“你怎么在这里?”她忍不住道。
小和尚歪歪头,“施主认识我?”
锦哥一眨眼,避而不答,扭头问老掌柜:“不知小五哥可在,我有些事情想要请教他。”
此时,正好有几个客人说笑着走进茶馆,老掌柜下意识地转身遮住锦哥的身形,道:“不如请姑、呃,少东家楼上略坐,小五这会儿正和了缘大师在说话,怕是要得一会儿才能过来。”
锦哥不禁一皱眉,却是没想到那个大和尚竟也在这里。她看看那个忽闪着眼眸望着她的小和尚,轻点了一下头,随着老掌柜上了二楼。
只是,这一回,老掌柜并没有带她去那间特别待客的小茶室,而是将她领进隔壁的一间雅座,又吩咐秋白小心伺候着,这才退了出去。

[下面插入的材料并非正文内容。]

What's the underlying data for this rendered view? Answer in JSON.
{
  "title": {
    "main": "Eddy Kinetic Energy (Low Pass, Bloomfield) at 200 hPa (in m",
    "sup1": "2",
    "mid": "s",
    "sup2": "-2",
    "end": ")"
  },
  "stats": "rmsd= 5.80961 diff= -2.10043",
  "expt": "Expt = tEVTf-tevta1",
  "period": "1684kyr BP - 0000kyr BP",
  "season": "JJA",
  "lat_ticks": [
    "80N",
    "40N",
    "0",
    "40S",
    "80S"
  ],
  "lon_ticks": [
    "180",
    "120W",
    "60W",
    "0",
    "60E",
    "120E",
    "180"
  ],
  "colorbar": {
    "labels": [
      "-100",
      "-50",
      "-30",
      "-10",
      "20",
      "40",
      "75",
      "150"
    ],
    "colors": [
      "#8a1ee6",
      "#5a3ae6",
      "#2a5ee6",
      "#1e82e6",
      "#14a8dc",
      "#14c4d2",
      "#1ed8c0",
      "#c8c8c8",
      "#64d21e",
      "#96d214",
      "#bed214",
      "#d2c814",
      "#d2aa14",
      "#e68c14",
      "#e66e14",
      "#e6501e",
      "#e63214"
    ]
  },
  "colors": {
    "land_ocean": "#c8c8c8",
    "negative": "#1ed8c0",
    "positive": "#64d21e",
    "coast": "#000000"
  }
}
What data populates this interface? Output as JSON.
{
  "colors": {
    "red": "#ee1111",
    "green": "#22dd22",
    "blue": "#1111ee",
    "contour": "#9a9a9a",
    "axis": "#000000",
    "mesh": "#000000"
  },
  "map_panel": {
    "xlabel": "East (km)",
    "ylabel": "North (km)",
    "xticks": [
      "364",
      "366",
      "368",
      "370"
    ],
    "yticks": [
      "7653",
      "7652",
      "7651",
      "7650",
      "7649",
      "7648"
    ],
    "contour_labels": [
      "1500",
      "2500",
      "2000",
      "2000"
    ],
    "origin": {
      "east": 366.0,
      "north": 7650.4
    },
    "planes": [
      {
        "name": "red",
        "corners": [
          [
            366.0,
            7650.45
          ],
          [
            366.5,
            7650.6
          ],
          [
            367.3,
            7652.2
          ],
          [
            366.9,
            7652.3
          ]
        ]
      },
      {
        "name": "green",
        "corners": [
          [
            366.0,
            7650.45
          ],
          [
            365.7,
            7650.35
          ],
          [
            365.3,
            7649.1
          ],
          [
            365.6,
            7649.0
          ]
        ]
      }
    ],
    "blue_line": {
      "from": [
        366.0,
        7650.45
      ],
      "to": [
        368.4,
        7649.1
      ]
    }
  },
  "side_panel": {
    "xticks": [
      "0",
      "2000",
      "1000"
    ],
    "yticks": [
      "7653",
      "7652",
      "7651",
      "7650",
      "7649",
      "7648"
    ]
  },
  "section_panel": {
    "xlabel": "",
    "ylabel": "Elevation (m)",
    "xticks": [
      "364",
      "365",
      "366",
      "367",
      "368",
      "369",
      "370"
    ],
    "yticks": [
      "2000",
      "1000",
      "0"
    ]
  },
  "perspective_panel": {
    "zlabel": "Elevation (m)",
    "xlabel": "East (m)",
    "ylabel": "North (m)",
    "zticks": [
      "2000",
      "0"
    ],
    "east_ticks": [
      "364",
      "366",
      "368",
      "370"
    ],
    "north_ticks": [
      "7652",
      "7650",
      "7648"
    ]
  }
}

这是锦哥自打回京后头一次有身心自由的感觉,也不落座,只背着手走到窗边,低头向窗外看去。
这个雅座的窗口开在东贤街上,因是邻着国子监,周围的店铺多是做着笔墨纸砚书本的生意,进进出出的也尽是一些儒生。看着那些儒生,锦哥不由就想到袖袋里那三个信封。
三个信封里,各有一个人的姓名籍贯和父母出身。让锦哥意外的是,外祖父挑中的竟然都是读书人。
读书人,讲究的该是三从四德吧,锦哥可不认为自己有那样的美德。
不过,成亲到底是怎么回事,其实锦哥也不甚了了。以郑老太爷的说法,所谓婚姻乃是结两姓之好。听上去结亲似乎是两个家族之间的事,好像跟新郎新娘的关系不大。